As I climbed higher, the trail became steeper, cutting across rocky slopes and loose shale. I found my rhythm — steady breathing, slow steps, the satisfying burn in my legs. Every once in a while, I’d stop to turn around, catching glimpses of the Smoky River Valley unfurling below me. It was vast, quiet, and almost completely untouched.
Mount Stearn isn’t an easy hike — it’s a grind, the kind that makes you earn every view. But that’s what makes the moment you break out above the treeline feel so electric.
Above the Treeline
Suddenly, the forest fell away, replaced by wind and wide-open sky. The world expanded in every direction — rolling ridges, distant peaks, and the kind of horizon that makes you forget what day it is. Alpine tundra stretched ahead, dotted with patches of late-summer wildflowers and streaks of lingering snow.
I followed the rocky ridge upward, each switchback revealing more of the Front Ranges to the east and the wild expanse of Willmore to the west. There were no sounds but the crunch of gravel under my boots and the rush of the wind.
The Summit
Reaching the summit of Mount Stearn (2,500 m) felt like stepping onto the roof of northern Alberta. From the top, I could see for what felt like forever — layer after layer of unnamed peaks, rivers threading through deep valleys, clouds drifting low over distant ridges.
I dropped my pack, sat on a flat rock, and just breathed it all in. There was no one else up there. No chatter, no trail noise — just me, the mountains, and the kind of silence that feels sacred. I watched the shadow of a golden eagle drift across the slope below.
That’s when it hit me — the magic of this place isn’t in its fame, but in its seclusion. Mount Stearn doesn’t try to impress you. It just is. Wild, raw, and real.
The Way Down
The descent was slow — partly because of the loose rock, partly because I didn’t want to leave. The afternoon sun lit up the valley in warm amber light, and the forest came alive with the smell of pine and damp earth. By the time I reached the trailhead, the day had stretched into that soft evening calm that only mountain days can give you — tired legs, full heart, mind completely clear.
Trail Notes
- Location: Near Grande Cache, Alberta (Willmore Wilderness Park)

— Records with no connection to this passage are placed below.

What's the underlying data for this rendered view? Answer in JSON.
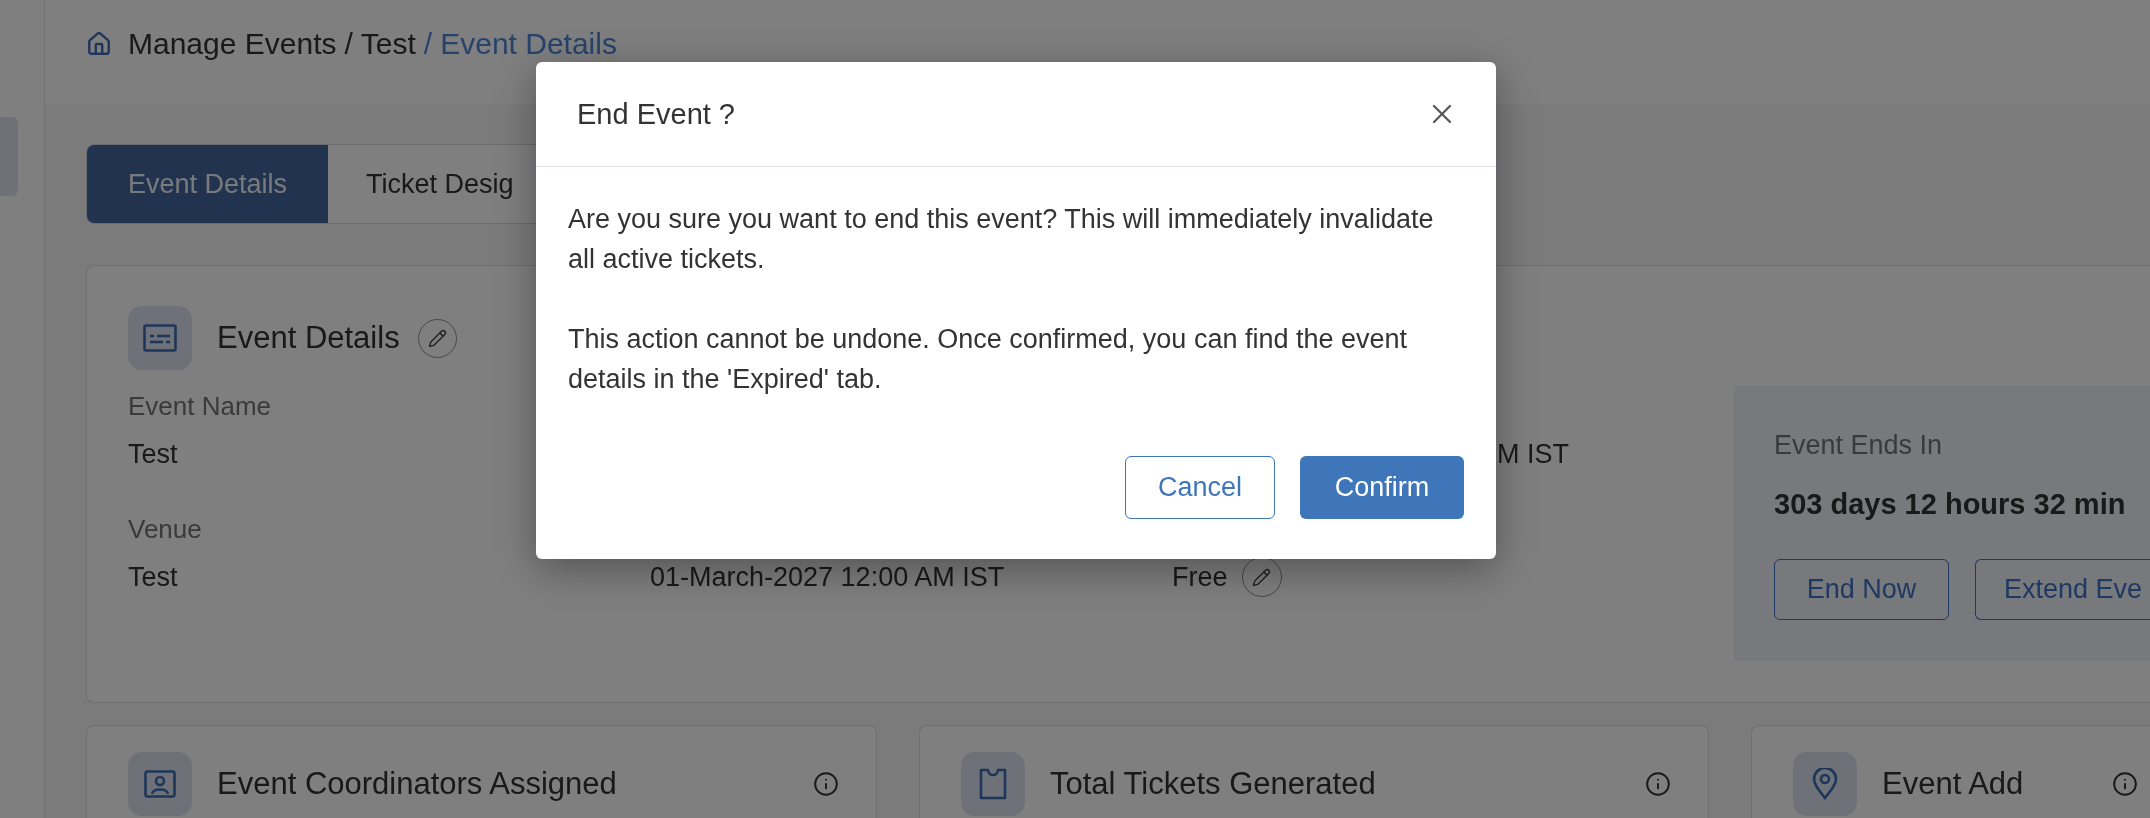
{
  "sidebar": {
    "items": [
      {
        "selected": true
      }
    ]
  },
  "breadcrumb": {
    "separator": "/",
    "items": [
      {
        "label": "Manage Events",
        "current": false
      },
      {
        "label": "Test",
        "current": false
      },
      {
        "label": "Event Details",
        "current": true
      }
    ]
  },
  "tabs": [
    {
      "label": "Event Details",
      "selected": true
    },
    {
      "label": "Ticket Desig",
      "selected": false
    }
  ],
  "event_card": {
    "title": "Event Details",
    "editable": true,
    "columns": [
      {
        "fields": [
          {
            "label": "Event Name",
            "value": "Test",
            "editable": false
          },
          {
            "label": "Venue",
            "value": "Test",
            "editable": false
          }
        ]
      },
      {
        "fields": [
          {
            "value": "01-March-2027 12:00 AM IST",
            "editable": false
          }
        ]
      },
      {
        "fields": [
          {
            "value": "M IST",
            "editable": false
          },
          {
            "value": "Free",
            "editable": true
          }
        ]
      }
    ],
    "countdown": {
      "label": "Event Ends In",
      "value": "303 days 12 hours 32 min",
      "buttons": [
        "End Now",
        "Extend Eve"
      ]
    }
  },
  "summary_cards": [
    {
      "kind": "coordinators",
      "title": "Event Coordinators Assigned"
    },
    {
      "kind": "tickets",
      "title": "Total Tickets Generated"
    },
    {
      "kind": "address",
      "title": "Event Add"
    }
  ],
  "dialog": {
    "title": "End Event ?",
    "paragraphs": [
      "Are you sure you want to end this event? This will immediately invalidate all active tickets.",
      "This action cannot be undone. Once confirmed, you can find the event details in the 'Expired' tab."
    ],
    "buttons": [
      {
        "label": "Cancel",
        "kind": "secondary"
      },
      {
        "label": "Confirm",
        "kind": "primary"
      }
    ]
  }
}
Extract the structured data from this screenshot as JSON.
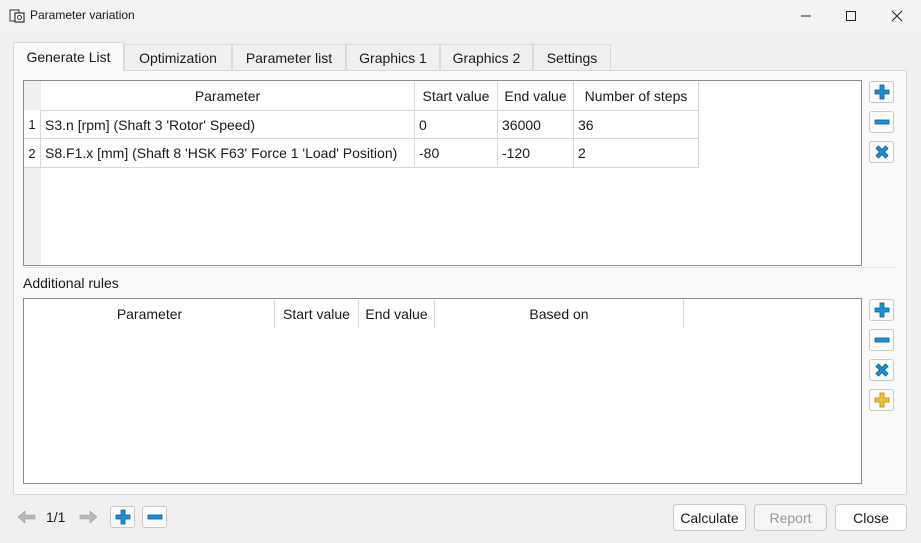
{
  "window": {
    "title": "Parameter variation",
    "controls": [
      "minimize",
      "maximize",
      "close"
    ]
  },
  "tabs": [
    {
      "label": "Generate List",
      "active": true
    },
    {
      "label": "Optimization",
      "active": false
    },
    {
      "label": "Parameter list",
      "active": false
    },
    {
      "label": "Graphics 1",
      "active": false
    },
    {
      "label": "Graphics 2",
      "active": false
    },
    {
      "label": "Settings",
      "active": false
    }
  ],
  "parameter_table": {
    "columns": [
      "Parameter",
      "Start value",
      "End value",
      "Number of steps"
    ],
    "rows": [
      {
        "num": "1",
        "parameter": "S3.n [rpm]  (Shaft 3 'Rotor' Speed)",
        "start": "0",
        "end": "36000",
        "steps": "36"
      },
      {
        "num": "2",
        "parameter": "S8.F1.x [mm]  (Shaft 8 'HSK F63' Force 1 'Load' Position)",
        "start": "-80",
        "end": "-120",
        "steps": "2"
      }
    ]
  },
  "additional_rules": {
    "label": "Additional rules",
    "columns": [
      "Parameter",
      "Start value",
      "End value",
      "Based on"
    ]
  },
  "side_buttons_top": [
    "add-icon",
    "remove-icon",
    "delete-all-icon"
  ],
  "side_buttons_bottom": [
    "add-icon",
    "remove-icon",
    "delete-all-icon",
    "add-yellow-icon"
  ],
  "bottom": {
    "page_indicator": "1/1",
    "calculate_label": "Calculate",
    "report_label": "Report",
    "report_enabled": false,
    "close_label": "Close"
  },
  "colors": {
    "accent_blue": "#1a8fd6",
    "icon_yellow": "#f2c230",
    "disabled_text": "#9a9a9a"
  }
}
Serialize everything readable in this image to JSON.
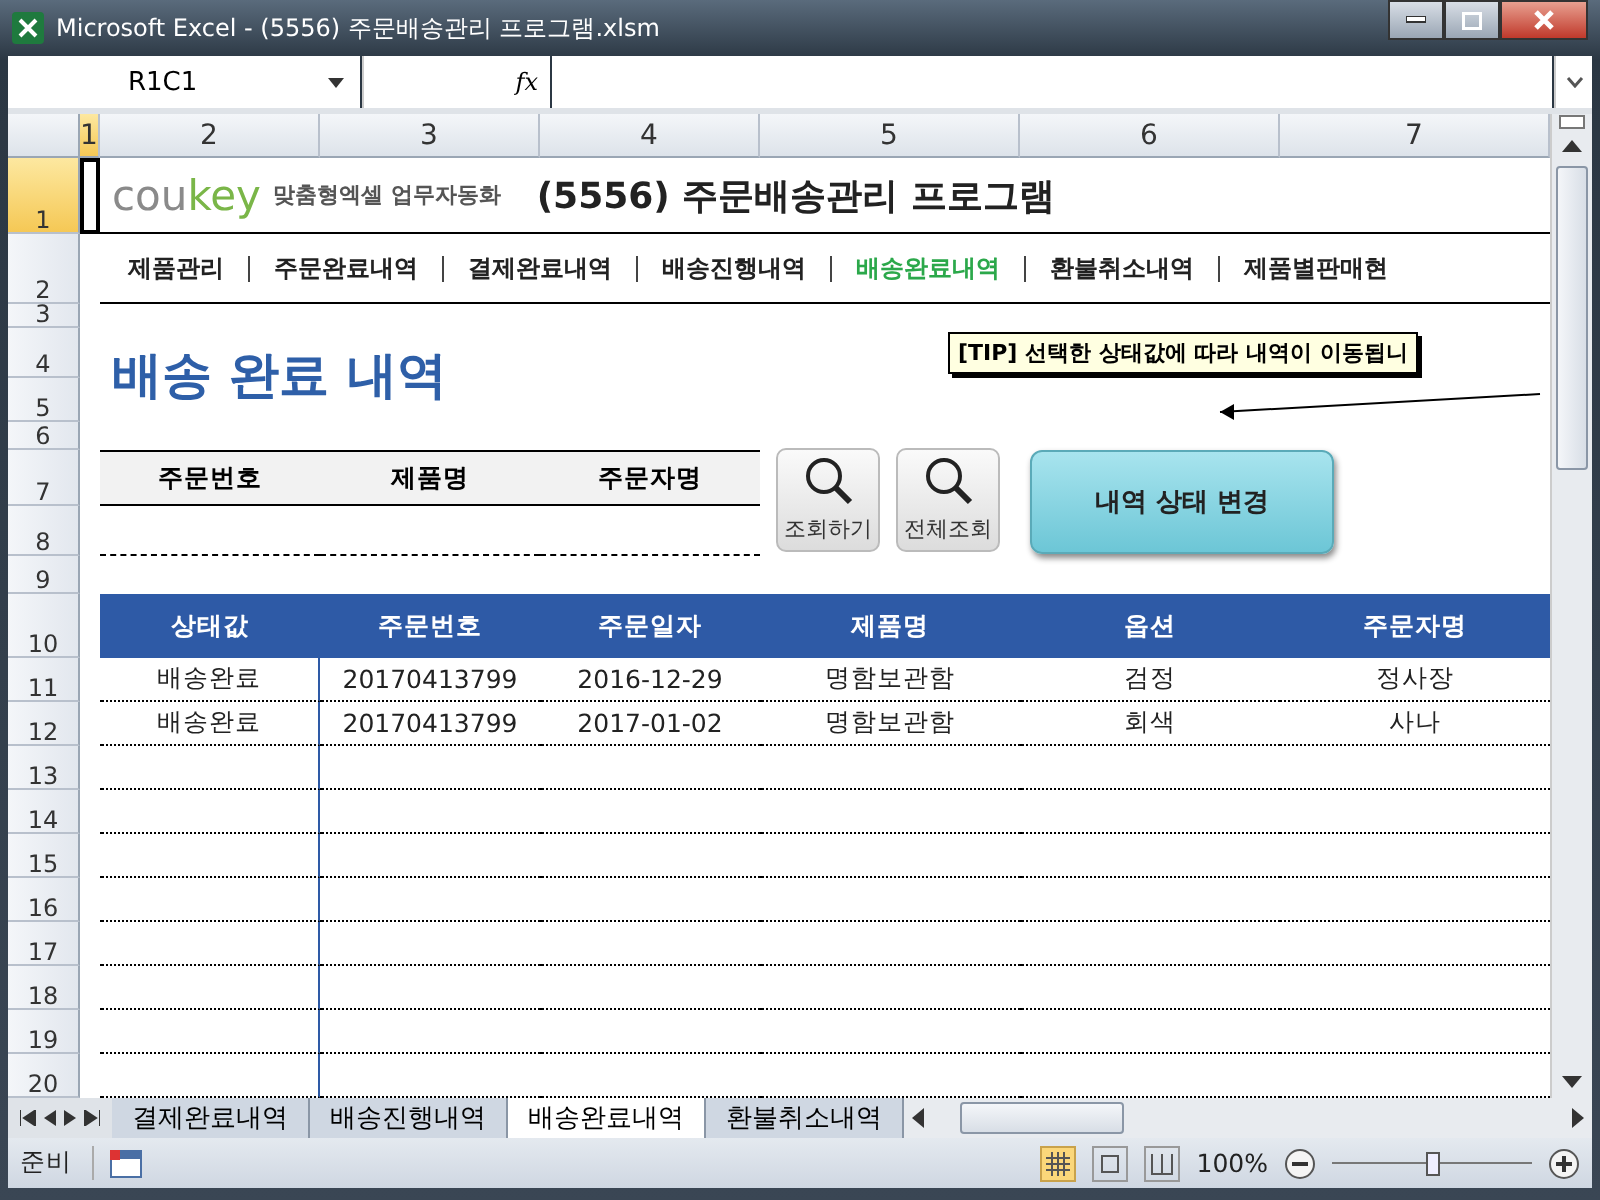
{
  "window": {
    "title": "Microsoft Excel - (5556) 주문배송관리 프로그램.xlsm"
  },
  "formula_bar": {
    "name_box": "R1C1",
    "fx": "fx"
  },
  "column_headers": [
    {
      "label": "1",
      "selected": true
    },
    {
      "label": "2",
      "selected": false
    },
    {
      "label": "3",
      "selected": false
    },
    {
      "label": "4",
      "selected": false
    },
    {
      "label": "5",
      "selected": false
    },
    {
      "label": "6",
      "selected": false
    },
    {
      "label": "7",
      "selected": false
    }
  ],
  "row_headers": [
    {
      "label": "1",
      "selected": true
    },
    {
      "label": "2",
      "selected": false
    },
    {
      "label": "3",
      "selected": false
    },
    {
      "label": "4",
      "selected": false
    },
    {
      "label": "5",
      "selected": false
    },
    {
      "label": "6",
      "selected": false
    },
    {
      "label": "7",
      "selected": false
    },
    {
      "label": "8",
      "selected": false
    },
    {
      "label": "9",
      "selected": false
    },
    {
      "label": "10",
      "selected": false
    },
    {
      "label": "11",
      "selected": false
    },
    {
      "label": "12",
      "selected": false
    },
    {
      "label": "13",
      "selected": false
    },
    {
      "label": "14",
      "selected": false
    },
    {
      "label": "15",
      "selected": false
    },
    {
      "label": "16",
      "selected": false
    },
    {
      "label": "17",
      "selected": false
    },
    {
      "label": "18",
      "selected": false
    },
    {
      "label": "19",
      "selected": false
    },
    {
      "label": "20",
      "selected": false
    }
  ],
  "logo": {
    "parts": [
      "cou",
      "key"
    ],
    "tagline": "맞춤형엑셀 업무자동화"
  },
  "program_title": "(5556) 주문배송관리 프로그램",
  "nav": [
    {
      "label": "제품관리",
      "selected": false
    },
    {
      "label": "주문완료내역",
      "selected": false
    },
    {
      "label": "결제완료내역",
      "selected": false
    },
    {
      "label": "배송진행내역",
      "selected": false
    },
    {
      "label": "배송완료내역",
      "selected": true
    },
    {
      "label": "환불취소내역",
      "selected": false
    },
    {
      "label": "제품별판매현",
      "selected": false
    }
  ],
  "page_heading": "배송 완료 내역",
  "tip": "[TIP] 선택한 상태값에 따라 내역이 이동됩니",
  "search": {
    "columns": [
      "주문번호",
      "제품명",
      "주문자명"
    ]
  },
  "buttons": [
    {
      "label": "조회하기",
      "kind": "search"
    },
    {
      "label": "전체조회",
      "kind": "search"
    },
    {
      "label": "내역 상태 변경",
      "kind": "action"
    }
  ],
  "table": {
    "columns": [
      "상태값",
      "주문번호",
      "주문일자",
      "제품명",
      "옵션",
      "주문자명"
    ],
    "rows": [
      [
        "배송완료",
        "20170413799",
        "2016-12-29",
        "명함보관함",
        "검정",
        "정사장"
      ],
      [
        "배송완료",
        "20170413799",
        "2017-01-02",
        "명함보관함",
        "회색",
        "사나"
      ]
    ]
  },
  "sheet_tabs": [
    {
      "label": "결제완료내역",
      "selected": false
    },
    {
      "label": "배송진행내역",
      "selected": false
    },
    {
      "label": "배송완료내역",
      "selected": true
    },
    {
      "label": "환불취소내역",
      "selected": false
    }
  ],
  "status_bar": {
    "text": "준비",
    "zoom": "100%",
    "level": 0.5
  }
}
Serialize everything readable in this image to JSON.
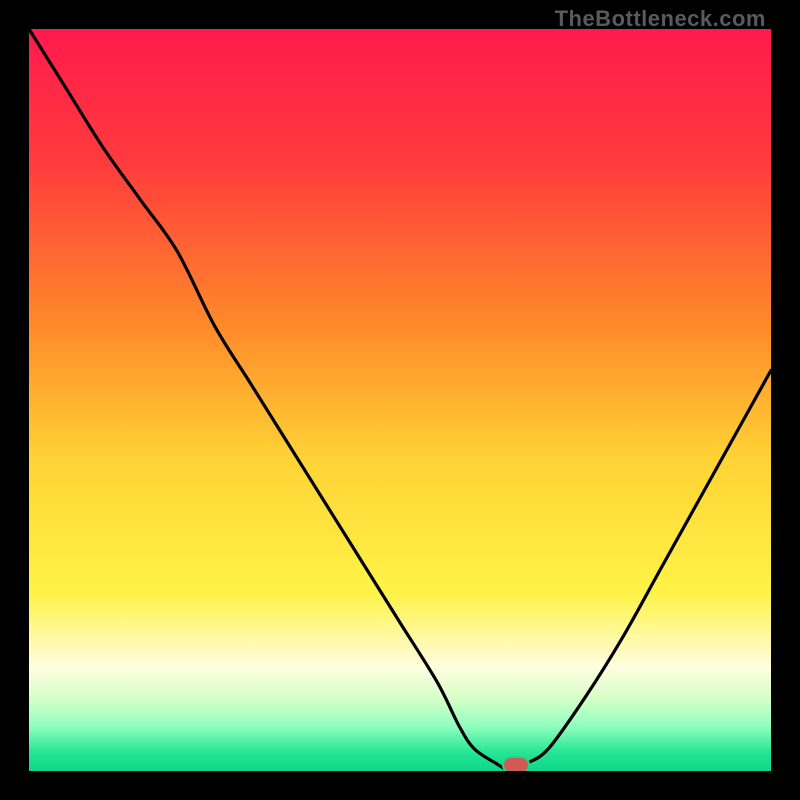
{
  "watermark": {
    "text": "TheBottleneck.com"
  },
  "colors": {
    "frame": "#000000",
    "gradient_stops": [
      {
        "pos": 0.0,
        "color": "#ff1a4d"
      },
      {
        "pos": 0.18,
        "color": "#ff3b3d"
      },
      {
        "pos": 0.4,
        "color": "#ff8a2a"
      },
      {
        "pos": 0.58,
        "color": "#ffd335"
      },
      {
        "pos": 0.76,
        "color": "#fff347"
      },
      {
        "pos": 0.86,
        "color": "#fffde0"
      },
      {
        "pos": 0.9,
        "color": "#d9ffc9"
      },
      {
        "pos": 0.94,
        "color": "#8fffbf"
      },
      {
        "pos": 0.975,
        "color": "#24e693"
      },
      {
        "pos": 1.0,
        "color": "#0fd68a"
      }
    ],
    "curve": "#000000",
    "marker_fill": "#d25a55",
    "marker_stroke": "#1fd68c"
  },
  "chart_data": {
    "type": "line",
    "title": "",
    "xlabel": "",
    "ylabel": "",
    "xlim": [
      0,
      100
    ],
    "ylim": [
      0,
      100
    ],
    "x": [
      0,
      5,
      10,
      15,
      20,
      25,
      30,
      35,
      40,
      45,
      50,
      55,
      58,
      60,
      63,
      65,
      67,
      70,
      75,
      80,
      85,
      90,
      95,
      100
    ],
    "values": [
      100,
      92,
      84,
      77,
      70,
      60,
      52,
      44,
      36,
      28,
      20,
      12,
      6,
      3,
      1,
      0,
      1,
      3,
      10,
      18,
      27,
      36,
      45,
      54
    ],
    "marker": {
      "x": 65.6,
      "y": 0.8
    },
    "legend": []
  }
}
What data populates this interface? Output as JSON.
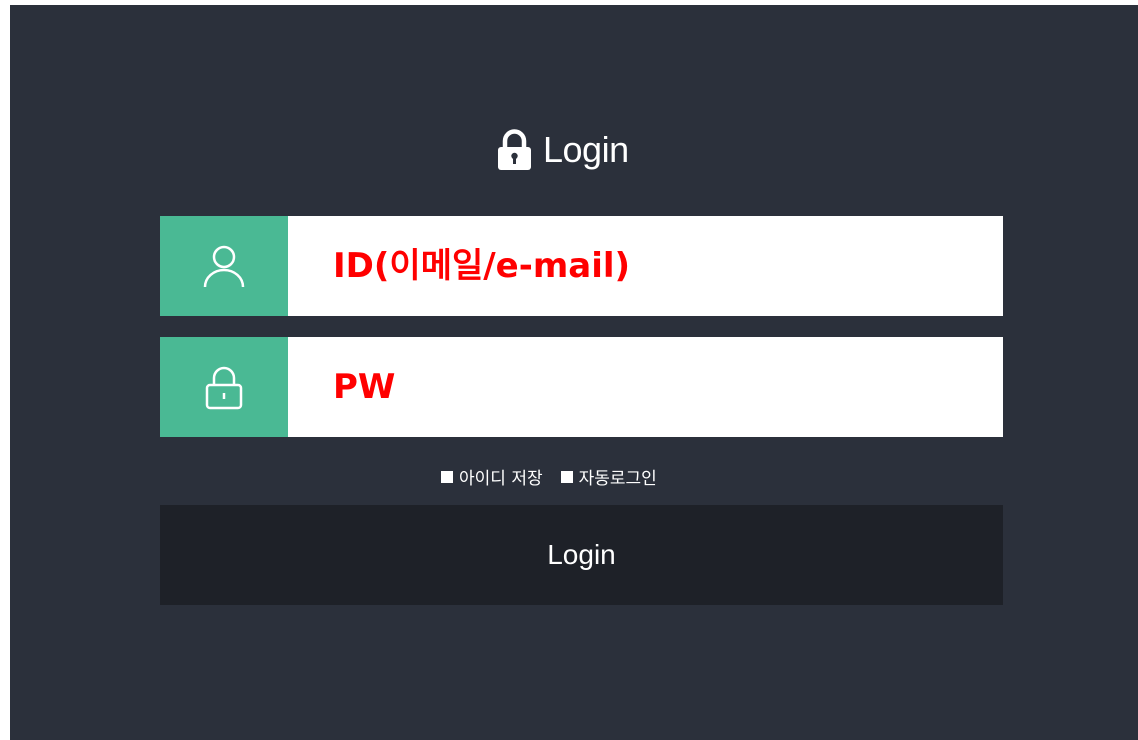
{
  "header": {
    "title": "Login",
    "icon": "lock-icon"
  },
  "form": {
    "id_field": {
      "placeholder": "ID(이메일/e-mail)",
      "icon": "user-icon"
    },
    "pw_field": {
      "placeholder": "PW",
      "icon": "lock-icon"
    },
    "options": {
      "save_id_label": "아이디 저장",
      "auto_login_label": "자동로그인"
    },
    "submit_label": "Login"
  },
  "colors": {
    "background": "#2b303b",
    "accent": "#4ab994",
    "button": "#1e2128",
    "placeholder_text": "#ff0000"
  }
}
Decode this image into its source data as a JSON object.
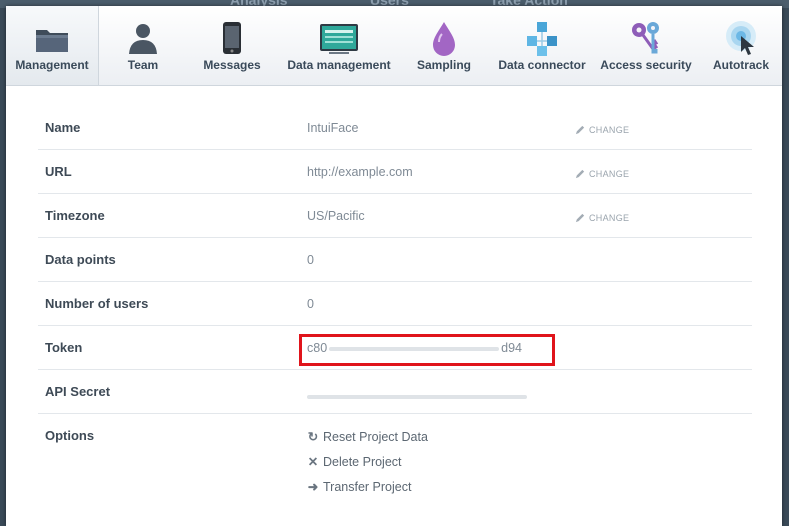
{
  "backdrop": {
    "left_text": "Analysis",
    "mid_text": "Users",
    "right_text": "Take Action"
  },
  "tabs": [
    {
      "label": "Management",
      "icon": "folder-icon",
      "active": true
    },
    {
      "label": "Team",
      "icon": "person-icon"
    },
    {
      "label": "Messages",
      "icon": "phone-icon"
    },
    {
      "label": "Data management",
      "icon": "monitor-icon"
    },
    {
      "label": "Sampling",
      "icon": "droplet-icon"
    },
    {
      "label": "Data connector",
      "icon": "cubes-icon"
    },
    {
      "label": "Access security",
      "icon": "keys-icon"
    },
    {
      "label": "Autotrack",
      "icon": "cursor-target-icon"
    }
  ],
  "settings": {
    "name": {
      "label": "Name",
      "value": "IntuiFace",
      "change": "CHANGE"
    },
    "url": {
      "label": "URL",
      "value": "http://example.com",
      "change": "CHANGE"
    },
    "timezone": {
      "label": "Timezone",
      "value": "US/Pacific",
      "change": "CHANGE"
    },
    "data_points": {
      "label": "Data points",
      "value": "0"
    },
    "users": {
      "label": "Number of users",
      "value": "0"
    },
    "token": {
      "label": "Token",
      "prefix": "c80",
      "suffix": "d94"
    },
    "api_secret": {
      "label": "API Secret"
    },
    "options": {
      "label": "Options",
      "reset": "Reset Project Data",
      "delete": "Delete Project",
      "transfer": "Transfer Project"
    }
  },
  "colors": {
    "highlight": "#e0141b",
    "text_label": "#3e4a56",
    "text_value": "#7f8a95"
  }
}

- Distance: ~9–10 km round trip (depending on route)
- Elevation gain: ~900 m
- Time: 4–6 hours round trip
- Difficulty: Challenging (steep, route-finding required)
- Best time to go: Late June to September (once snow has melted)
Why Mount Stearn Stays With You
Mount Stearn isn’t a hike you do for likes or bucket lists. It’s a hike you do for yourself — to feel small, to breathe deeply, to remember what wildness really means. It’s a place that demands a bit of effort, a bit of respect, and rewards you with solitude that’s increasingly rare.
Driving back down the gravel road, the mountains fading in my rearview mirror, I realized that Mount Stearn wasn’t just a climb — it was a reset. A reminder that some of Alberta’s best adventures don’t need to shout. They just wait quietly, out there in the wild, for those willing to listen.